— Мой сын был прекрасным юношей, достойным любви и забот. Его мать умерла, когда он был еще маленьким, но мачеха сумела восполнить эту утрату. Со временем он бы стал достойным отпрыском благородного патрицианского рода, ибо он был воспитан, умен, любознателен и мужествен. Во время моего путешествия на Восток для встречи с царями Понта и Армении он был рядом и отважно переносил все выпавшие нам опасности и лишения. Он присутствовал на моей беседе с парфянскими послами и был бы лучшей кандидатурой из молодых людей его поколения для продолжения подобных дипломатических миссий. Он был моим ближайшим соратником и последователем. Судьбою уготовано, чтобы болезнь подкосила его дома, в Риме. Тем хуже для Рима, тем горше для меня и моей семьи. Я хороню его, преисполненный огромной любви и необъятного горя.
Когда церемония закончилась, все встали. Траурный кортеж вновь выстроился и тронулся в сторону Аппиевой дороги, где покоились почти все Корнелии. У двери склепа носилки опустили. Луций Корнелий Сулла поднял на руки тело сына и опустил в мраморный саркофаг, установленный на досках. Крышку саркофага поставили на место и с помощью досок его спустили внутрь склепа. Сулла закрыл бронзовую дверь, а вместе с нею — словно часть самого себя. Часть его существа осталась навсегда там, в склепе. Его сына больше нет. Отныне уже ничто не будет по-прежнему.
Через несколько дней после похорон Суллы-младшего был принят аграрный закон Ливия. Он был представлен народному собранию после одобрения Сенатом, где поддержке его не смогло помешать даже страстное сопротивление Цепиона и Вария, и… неожиданно натолкнулся на серьезную оппозицию во время заседания комиций. Чего Друз никак не мог предвидеть, так это недовольства италиков, но именно они главным образом воспротивились принятию законопроекта. Хотя римские ager publicus не принадлежали им, их собственные владения граничили с государственным земельным фондом, а строгость соблюдения границ практически не контролировалась. Не один белый межевой камень был тайком передвинут, и множество наделов, принадлежавших италийским владельцам, незаконно разрослись за счет их римских соседей. Теперь же, в случае принятия нового закона, предстояла бы крупномасштабная ревизия границ, как пролог к последующему переделу общественных владений и разделу их на участки площадью по десять югеров. Так что все нарушения неминуемо выявятся и будут устранены. Болезненнее всего обстояло положение в Этрурии, вероятно потому, что одним из крупнейших латифундистов там был Гай Марий, которого не слишком беспокоило, присваивают или нет его италийские соседи куски вверенных ему государственных земель. Представители Умбрии также атаковали законопроект, и лишь Кампания вела себя спокойно.

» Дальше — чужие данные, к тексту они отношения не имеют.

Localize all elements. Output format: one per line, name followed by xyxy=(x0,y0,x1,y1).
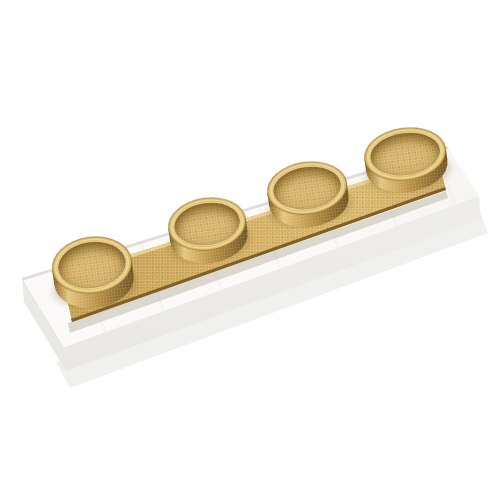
tealight-cup-2 xyxy=(165,193,251,268)
tealight-cup-3 xyxy=(264,157,352,233)
tealight-cup-4 xyxy=(361,123,451,198)
tealight-cup-1 xyxy=(48,232,137,313)
product-photo-scene xyxy=(0,0,500,500)
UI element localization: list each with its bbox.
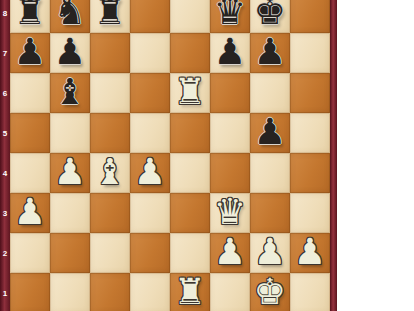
square-e4[interactable] (170, 153, 210, 193)
square-a2[interactable] (10, 233, 50, 273)
square-e2[interactable] (170, 233, 210, 273)
square-h3[interactable] (290, 193, 330, 233)
square-b6[interactable]: ♝ (50, 73, 90, 113)
square-e5[interactable] (170, 113, 210, 153)
square-f6[interactable] (210, 73, 250, 113)
rank-label-3: 3 (0, 193, 10, 233)
square-a1[interactable] (10, 273, 50, 311)
rank-label-4: 4 (0, 153, 10, 193)
square-a8[interactable]: ♜ (10, 0, 50, 33)
square-f5[interactable] (210, 113, 250, 153)
square-f3[interactable]: ♛ (210, 193, 250, 233)
chess-diagram-screenshot: 87654321 ♜♞♜♛♚♟♟♟♟♝♜♟♟♝♟♟♛♟♟♟♜♚ (0, 0, 414, 311)
square-f2[interactable]: ♟ (210, 233, 250, 273)
piece-white-pawn[interactable]: ♟ (134, 152, 166, 192)
rank-label-2: 2 (0, 233, 10, 273)
square-d8[interactable] (130, 0, 170, 33)
square-g1[interactable]: ♚ (250, 273, 290, 311)
piece-white-pawn[interactable]: ♟ (54, 152, 86, 192)
rank-label-1: 1 (0, 273, 10, 311)
square-h4[interactable] (290, 153, 330, 193)
square-d6[interactable] (130, 73, 170, 113)
square-b7[interactable]: ♟ (50, 33, 90, 73)
piece-black-rook[interactable]: ♜ (14, 0, 46, 32)
square-g4[interactable] (250, 153, 290, 193)
piece-white-king[interactable]: ♚ (254, 272, 286, 311)
square-h7[interactable] (290, 33, 330, 73)
piece-white-pawn[interactable]: ♟ (14, 192, 46, 232)
square-e3[interactable] (170, 193, 210, 233)
square-c5[interactable] (90, 113, 130, 153)
piece-white-bishop[interactable]: ♝ (94, 152, 126, 192)
square-g5[interactable]: ♟ (250, 113, 290, 153)
chess-board: ♜♞♜♛♚♟♟♟♟♝♜♟♟♝♟♟♛♟♟♟♜♚ (10, 0, 330, 311)
piece-white-rook[interactable]: ♜ (174, 272, 206, 311)
square-b8[interactable]: ♞ (50, 0, 90, 33)
rank-label-6: 6 (0, 73, 10, 113)
piece-black-queen[interactable]: ♛ (214, 0, 246, 32)
piece-white-pawn[interactable]: ♟ (294, 232, 326, 272)
piece-white-pawn[interactable]: ♟ (214, 232, 246, 272)
square-c2[interactable] (90, 233, 130, 273)
square-h6[interactable] (290, 73, 330, 113)
square-a6[interactable] (10, 73, 50, 113)
square-b4[interactable]: ♟ (50, 153, 90, 193)
square-c4[interactable]: ♝ (90, 153, 130, 193)
piece-white-pawn[interactable]: ♟ (254, 232, 286, 272)
square-a7[interactable]: ♟ (10, 33, 50, 73)
piece-black-king[interactable]: ♚ (254, 0, 286, 32)
square-g7[interactable]: ♟ (250, 33, 290, 73)
square-f4[interactable] (210, 153, 250, 193)
square-g2[interactable]: ♟ (250, 233, 290, 273)
square-h8[interactable] (290, 0, 330, 33)
square-g8[interactable]: ♚ (250, 0, 290, 33)
square-f1[interactable] (210, 273, 250, 311)
rank-labels: 87654321 (0, 0, 10, 311)
piece-black-pawn[interactable]: ♟ (14, 32, 46, 72)
square-b3[interactable] (50, 193, 90, 233)
square-d3[interactable] (130, 193, 170, 233)
square-b1[interactable] (50, 273, 90, 311)
rank-label-8: 8 (0, 0, 10, 33)
square-h1[interactable] (290, 273, 330, 311)
piece-black-pawn[interactable]: ♟ (214, 32, 246, 72)
square-e7[interactable] (170, 33, 210, 73)
square-e6[interactable]: ♜ (170, 73, 210, 113)
rank-label-7: 7 (0, 33, 10, 73)
square-g3[interactable] (250, 193, 290, 233)
square-c7[interactable] (90, 33, 130, 73)
square-b2[interactable] (50, 233, 90, 273)
square-c6[interactable] (90, 73, 130, 113)
piece-black-knight[interactable]: ♞ (54, 0, 86, 32)
square-d7[interactable] (130, 33, 170, 73)
square-c8[interactable]: ♜ (90, 0, 130, 33)
piece-white-rook[interactable]: ♜ (174, 72, 206, 112)
piece-white-queen[interactable]: ♛ (214, 192, 246, 232)
square-a5[interactable] (10, 113, 50, 153)
square-f8[interactable]: ♛ (210, 0, 250, 33)
piece-black-bishop[interactable]: ♝ (54, 72, 86, 112)
square-f7[interactable]: ♟ (210, 33, 250, 73)
board-frame-right (330, 0, 337, 311)
square-a4[interactable] (10, 153, 50, 193)
square-a3[interactable]: ♟ (10, 193, 50, 233)
piece-black-rook[interactable]: ♜ (94, 0, 126, 32)
square-h2[interactable]: ♟ (290, 233, 330, 273)
square-h5[interactable] (290, 113, 330, 153)
square-e8[interactable] (170, 0, 210, 33)
rank-label-5: 5 (0, 113, 10, 153)
piece-black-pawn[interactable]: ♟ (54, 32, 86, 72)
square-d2[interactable] (130, 233, 170, 273)
square-b5[interactable] (50, 113, 90, 153)
square-d4[interactable]: ♟ (130, 153, 170, 193)
square-d1[interactable] (130, 273, 170, 311)
square-d5[interactable] (130, 113, 170, 153)
piece-black-pawn[interactable]: ♟ (254, 32, 286, 72)
square-e1[interactable]: ♜ (170, 273, 210, 311)
square-g6[interactable] (250, 73, 290, 113)
piece-black-pawn[interactable]: ♟ (254, 112, 286, 152)
square-c1[interactable] (90, 273, 130, 311)
square-c3[interactable] (90, 193, 130, 233)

Друз, однако, остался доволен. Скавр, Марий и даже Катул Цезарь прониклись его идеями относительно ager publicus и совместными усилиями сумели убедить младшего консула, Филиппа, чтобы тот не выступал против. И хотя заткнуть рот Цепиону оказалось невозможно, протесты его оставались гласом вопиющего в пустыне (отчасти из-за полного отсутствия у того ораторских данных, отчасти же благодаря успешно пущенным слухам о нечистом происхождении его состояния — а богатство роду Сервилиев Цепионов римляне простить не могли). В итоге в письме к Силону Друз писал:
…Потому прошу тебя, Квинт Поппедий, приложи все возможные усилия, дабы убедить этрусков и умбров не шуметь. Меньше всего я хочу вызвать беспокойство у тех, кому изначально принадлежали земли, которые я стараюсь раздать.